0
Articles |

Treatment of Community-Acquired Pneumonia—IDSA Guidelines* FREE TO VIEW

Jack M. Bernstein, MD
Author and Funding Information

*From the Department of Veterans Affairs Medical Center and the Department of Medicine/Veterans’ Affairs Campus, Wright State University, Dayton, OH.



Chest. 1999;115(suppl_1):9S-13S. doi:10.1378/chest.115.suppl_1.9S
Text Size: A A A
Published online

The Infectious Diseases Society of America (IDSA) has published guidelines for the treatment of community-acquired pneumonia (CAP). Although Streptococcus pneumoniae remains the most common etiologic agent, Chlamydia pneumoniae and Legionella pneumophila are also important causes.
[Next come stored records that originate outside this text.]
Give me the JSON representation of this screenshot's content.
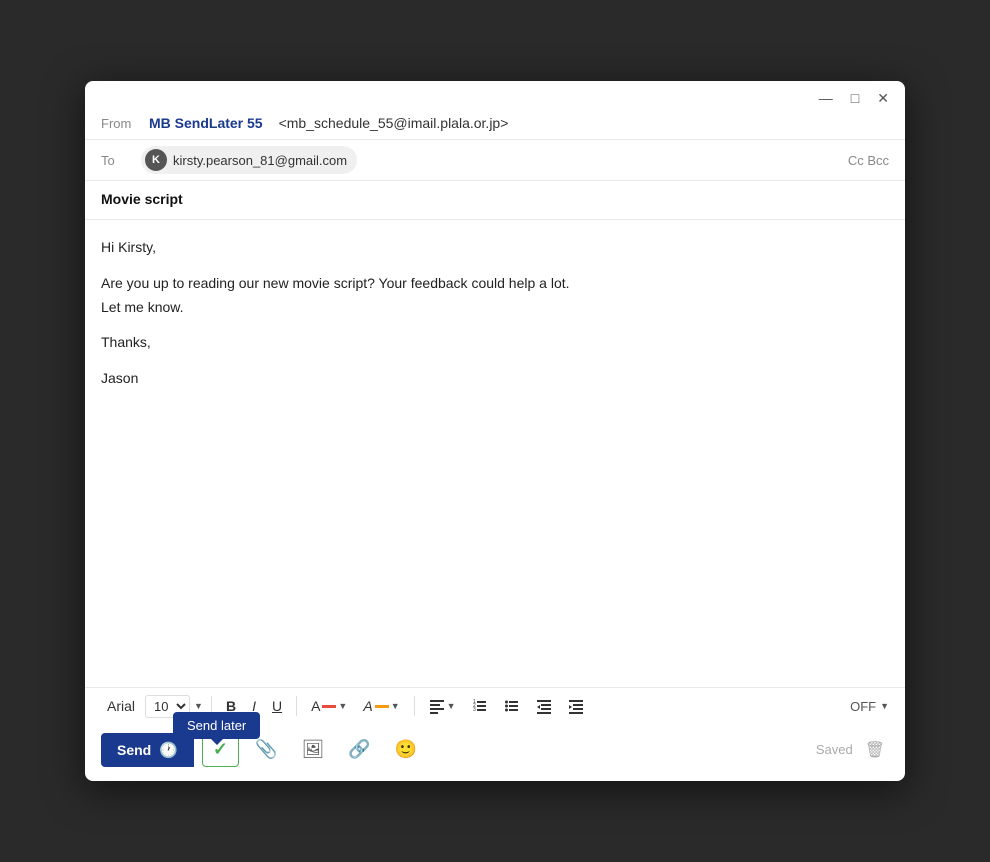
{
  "window": {
    "titlebar_controls": {
      "minimize": "—",
      "maximize": "□",
      "close": "✕"
    }
  },
  "header": {
    "from_label": "From",
    "from_name": "MB SendLater 55",
    "from_email": "<mb_schedule_55@imail.plala.or.jp>",
    "to_label": "To",
    "recipient_initial": "K",
    "recipient_email": "kirsty.pearson_81@gmail.com",
    "cc_bcc": "Cc Bcc"
  },
  "compose": {
    "subject": "Movie script",
    "body_line1": "Hi Kirsty,",
    "body_line2": "Are you up to reading our new movie script? Your feedback could help a lot.",
    "body_line3": "Let me know.",
    "body_line4": "Thanks,",
    "body_line5": "Jason"
  },
  "toolbar": {
    "font": "Arial",
    "font_size": "10",
    "bold": "B",
    "italic": "I",
    "underline": "U",
    "off_label": "OFF"
  },
  "action_bar": {
    "send_label": "Send",
    "tooltip_label": "Send later",
    "saved_label": "Saved"
  }
}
For all suspected CAP patients, particularly those requiring hospitalization, chest radiographs are strongly recommended to confirm the diagnosis. The IDSA guidelines, in contrast to those published by the American Thoracic Society, emphasize the use of sputum Gram’s stain and culture in all patients, whenever possible, to establish etiology. This information can be used not only to guide therapy but also to track trends in the etiologic pathogens for CAP and their antibiotic susceptibility. In light of the better outcomes with the earliest possible interventions, the IDSA recommends initial empiric antimicrobial therapy until laboratory results can be obtained to guide more specific therapy. Macrolides, doxycycline, and fluoroquinolones are suggested for primary empiric therapy, since each has activity against common bacterial pathogens and atypical agents. Detailed antibiotic recommendations are made for various pathogens. For inpatients, attempts should be made to cover Legionella and other common pathogenic bacteria. Alternative antibiotics are recommended for patients with structural diseases of the lung, penicillin allergy, or suspected aspiration pneumonia. Switch to an appropriate oral antibiotic is recommended as soon as the patient’s condition is stable and he or she can tolerate oral therapy, often within 72 h.

Abbreviations: ATS = American Thoracic Society; CAP = community-acquired pneumonia; IDSA = Infectious Diseases Society of America; SGS = sputum Gram’s stain

Figures in this Article

Our understanding of community-acquired pneumonia (CAP) has expanded greatly over the past several years. Epidemiologic studies show that the combined cause-of-death category of pneumonia and influenza ranks sixth as the leading cause of death in the United States.1 From 1979 to 1994, the crude rate of pneumonia and influenza has increased 59%. These increases weigh heavily on the elderly, who are more susceptible to these diseases and are more likely to die from them. The elderly accounted for 89% of all pneumonia and influenza deaths in 1992.2,,3

Increasing death rates imply an increasing incidence within the community, but estimates are hard to obtain because CAP is not a reportable disease to state or federal agencies and is most often treated on an outpatient basis.4Estimates for the incidence of CAP are 3.5 to 4 million cases per year, with up to 20% of patients requiring hospitalization.5 Those who enter the ICU suffer a 15 to 20% mortality rate.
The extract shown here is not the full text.